Section 108 of the Criminal Procedure Law imposes a general obligation on individuals and entities to report any suspected crimes or criminal activity. In practice, this is construed as a requirement to report criminal activity by a third party, not self-reporting. Section 108 does not specify any penalty for a failure to report. Self-reporting is covered in separate provisions.
Anti-money laundering legislation imposes various obligations on financial institutions that are designed to combat money laundering, including an obligation to report large or suspicious transactions. For example, a financial institution must report any large transactions to the Anti-money Laundering Monitoring and Analysis Centre.
What penalties are available to the courts for violations of corruption laws by individuals?

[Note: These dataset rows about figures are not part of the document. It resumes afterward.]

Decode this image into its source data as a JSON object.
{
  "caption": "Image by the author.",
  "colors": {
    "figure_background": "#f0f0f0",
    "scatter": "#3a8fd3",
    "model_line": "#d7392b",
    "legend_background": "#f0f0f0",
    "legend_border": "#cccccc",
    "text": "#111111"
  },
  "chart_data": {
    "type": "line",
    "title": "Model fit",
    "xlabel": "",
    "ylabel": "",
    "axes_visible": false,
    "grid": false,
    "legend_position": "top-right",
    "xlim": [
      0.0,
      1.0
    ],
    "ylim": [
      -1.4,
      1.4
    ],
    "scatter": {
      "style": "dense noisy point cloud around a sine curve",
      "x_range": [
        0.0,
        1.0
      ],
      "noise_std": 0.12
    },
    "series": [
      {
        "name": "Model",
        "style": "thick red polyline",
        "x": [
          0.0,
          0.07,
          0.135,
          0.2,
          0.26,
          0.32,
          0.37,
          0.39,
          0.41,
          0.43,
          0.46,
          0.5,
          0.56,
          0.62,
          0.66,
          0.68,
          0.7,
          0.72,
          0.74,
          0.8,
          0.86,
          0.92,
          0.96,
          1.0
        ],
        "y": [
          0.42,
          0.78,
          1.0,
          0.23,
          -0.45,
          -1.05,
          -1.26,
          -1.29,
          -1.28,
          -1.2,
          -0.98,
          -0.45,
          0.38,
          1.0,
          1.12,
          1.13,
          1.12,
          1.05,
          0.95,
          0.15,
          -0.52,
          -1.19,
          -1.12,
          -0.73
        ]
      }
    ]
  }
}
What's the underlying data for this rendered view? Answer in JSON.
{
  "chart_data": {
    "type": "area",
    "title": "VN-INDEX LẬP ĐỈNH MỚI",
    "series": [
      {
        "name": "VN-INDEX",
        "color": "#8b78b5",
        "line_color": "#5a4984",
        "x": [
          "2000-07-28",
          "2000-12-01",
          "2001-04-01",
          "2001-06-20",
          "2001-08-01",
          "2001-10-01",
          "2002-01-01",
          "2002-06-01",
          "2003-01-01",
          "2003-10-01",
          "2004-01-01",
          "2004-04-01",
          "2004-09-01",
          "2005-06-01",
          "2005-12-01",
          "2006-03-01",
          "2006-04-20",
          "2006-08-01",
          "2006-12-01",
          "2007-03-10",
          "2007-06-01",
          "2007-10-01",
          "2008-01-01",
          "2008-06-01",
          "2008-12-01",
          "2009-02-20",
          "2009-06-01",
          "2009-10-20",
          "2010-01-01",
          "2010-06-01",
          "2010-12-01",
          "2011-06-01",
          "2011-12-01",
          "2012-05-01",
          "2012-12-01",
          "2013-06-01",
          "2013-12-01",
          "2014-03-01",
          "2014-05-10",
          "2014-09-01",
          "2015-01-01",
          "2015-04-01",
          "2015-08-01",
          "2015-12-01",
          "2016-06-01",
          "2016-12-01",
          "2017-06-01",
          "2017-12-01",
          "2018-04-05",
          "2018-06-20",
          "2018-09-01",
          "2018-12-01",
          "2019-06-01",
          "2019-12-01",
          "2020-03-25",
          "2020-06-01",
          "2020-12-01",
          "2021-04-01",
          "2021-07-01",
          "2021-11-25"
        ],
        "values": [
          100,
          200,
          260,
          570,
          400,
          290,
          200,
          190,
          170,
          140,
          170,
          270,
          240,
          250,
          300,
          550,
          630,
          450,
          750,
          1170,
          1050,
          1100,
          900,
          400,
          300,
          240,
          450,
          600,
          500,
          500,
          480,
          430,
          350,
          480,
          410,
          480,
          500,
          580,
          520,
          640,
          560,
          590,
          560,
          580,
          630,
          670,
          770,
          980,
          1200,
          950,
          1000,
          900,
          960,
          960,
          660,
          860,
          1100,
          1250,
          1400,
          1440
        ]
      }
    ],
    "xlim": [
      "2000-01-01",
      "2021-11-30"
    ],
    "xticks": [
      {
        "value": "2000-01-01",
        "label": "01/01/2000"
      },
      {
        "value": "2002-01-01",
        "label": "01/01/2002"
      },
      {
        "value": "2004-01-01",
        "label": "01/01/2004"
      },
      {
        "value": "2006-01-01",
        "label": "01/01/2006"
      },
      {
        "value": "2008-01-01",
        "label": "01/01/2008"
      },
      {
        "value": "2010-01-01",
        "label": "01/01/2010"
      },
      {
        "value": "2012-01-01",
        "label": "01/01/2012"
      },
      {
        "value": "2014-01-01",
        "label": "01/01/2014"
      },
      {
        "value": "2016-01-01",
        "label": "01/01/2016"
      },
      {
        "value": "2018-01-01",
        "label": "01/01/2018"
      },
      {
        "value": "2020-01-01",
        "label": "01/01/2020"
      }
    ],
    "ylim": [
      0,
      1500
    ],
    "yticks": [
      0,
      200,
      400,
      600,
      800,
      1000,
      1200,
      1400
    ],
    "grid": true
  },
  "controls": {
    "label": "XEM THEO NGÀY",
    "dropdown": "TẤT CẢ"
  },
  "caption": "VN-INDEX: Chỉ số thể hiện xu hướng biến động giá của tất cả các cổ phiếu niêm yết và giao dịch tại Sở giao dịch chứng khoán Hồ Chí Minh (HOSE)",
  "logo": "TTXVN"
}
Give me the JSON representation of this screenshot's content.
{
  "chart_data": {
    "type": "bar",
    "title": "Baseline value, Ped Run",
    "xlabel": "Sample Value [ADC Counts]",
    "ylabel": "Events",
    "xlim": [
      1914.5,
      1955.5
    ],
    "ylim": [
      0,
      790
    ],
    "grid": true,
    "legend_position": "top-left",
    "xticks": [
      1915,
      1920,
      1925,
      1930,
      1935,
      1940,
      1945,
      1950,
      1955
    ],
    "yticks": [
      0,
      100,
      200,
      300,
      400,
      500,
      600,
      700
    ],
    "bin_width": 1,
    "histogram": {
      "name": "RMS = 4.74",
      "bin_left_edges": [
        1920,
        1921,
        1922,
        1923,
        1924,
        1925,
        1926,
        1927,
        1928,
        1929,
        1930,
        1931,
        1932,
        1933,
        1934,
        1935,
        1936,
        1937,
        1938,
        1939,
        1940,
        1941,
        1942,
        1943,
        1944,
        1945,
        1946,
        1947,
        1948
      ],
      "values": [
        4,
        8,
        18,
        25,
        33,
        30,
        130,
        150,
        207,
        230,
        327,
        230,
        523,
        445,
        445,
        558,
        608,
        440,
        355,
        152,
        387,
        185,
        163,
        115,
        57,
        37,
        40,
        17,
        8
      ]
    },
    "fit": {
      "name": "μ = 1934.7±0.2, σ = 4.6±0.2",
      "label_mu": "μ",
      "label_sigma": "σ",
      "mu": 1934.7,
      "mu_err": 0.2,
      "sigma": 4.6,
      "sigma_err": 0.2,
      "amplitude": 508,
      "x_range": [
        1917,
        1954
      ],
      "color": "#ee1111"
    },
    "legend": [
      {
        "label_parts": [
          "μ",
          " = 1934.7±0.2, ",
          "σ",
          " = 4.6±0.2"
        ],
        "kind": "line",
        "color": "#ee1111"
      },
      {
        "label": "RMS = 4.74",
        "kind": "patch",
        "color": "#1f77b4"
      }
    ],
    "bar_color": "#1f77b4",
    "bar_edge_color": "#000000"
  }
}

Individual offenders found guilty of bribing state personnel may be sentenced to life imprisonment, depending on the circumstances of the crime. The April 2016 judicial interpretation has introduced a new imprisonment regime linked to the severity of the offence, which range from one year to life imprisonment. Confiscation of personal assets may also be imposed in particularly serious circumstances. Under the November 2015 amendments to the Criminal Law, fines may now also be imposed on individual offenders (the April 2016 judicial interpretation provides that fines should range from Rmb100,000 to twice the amount of the bribe).
For criminal bribery offences committed in the private sector, individual offenders face up to 10 years’ imprisonment and a fine ranging from Rmb100,000 to twice the amount of the bribe.
Companies or organisations
What penalties are available to the courts for violations of corruption laws by companies or organisations?
Corporate entities found guilty of bribing state personnel face fines ranging from Rmb100,000 to twice the amount of the bribe. Personnel in charge of the corporate entity and other personnel responsible for the crime may be imprisoned for up to five years.
Corporate entities committing the same offence are liable on conviction to fines ranging from Rmb100,000 to twice the amount of the bribe. The personnel in charge of the corporate entity and other personnel responsible for the crime may be imprisoned for up to 10 years and fined. Recipients of bribes may be imprisoned for at least five years and have their property confiscated.
As regards civil bribery offences under the Anti-unfair Competition Law, penalties include the confiscation of illegal gains and administrative fines of between Rmb100,000 and Rmb3 million per violation, as well as the revocation of business licences in serious cases.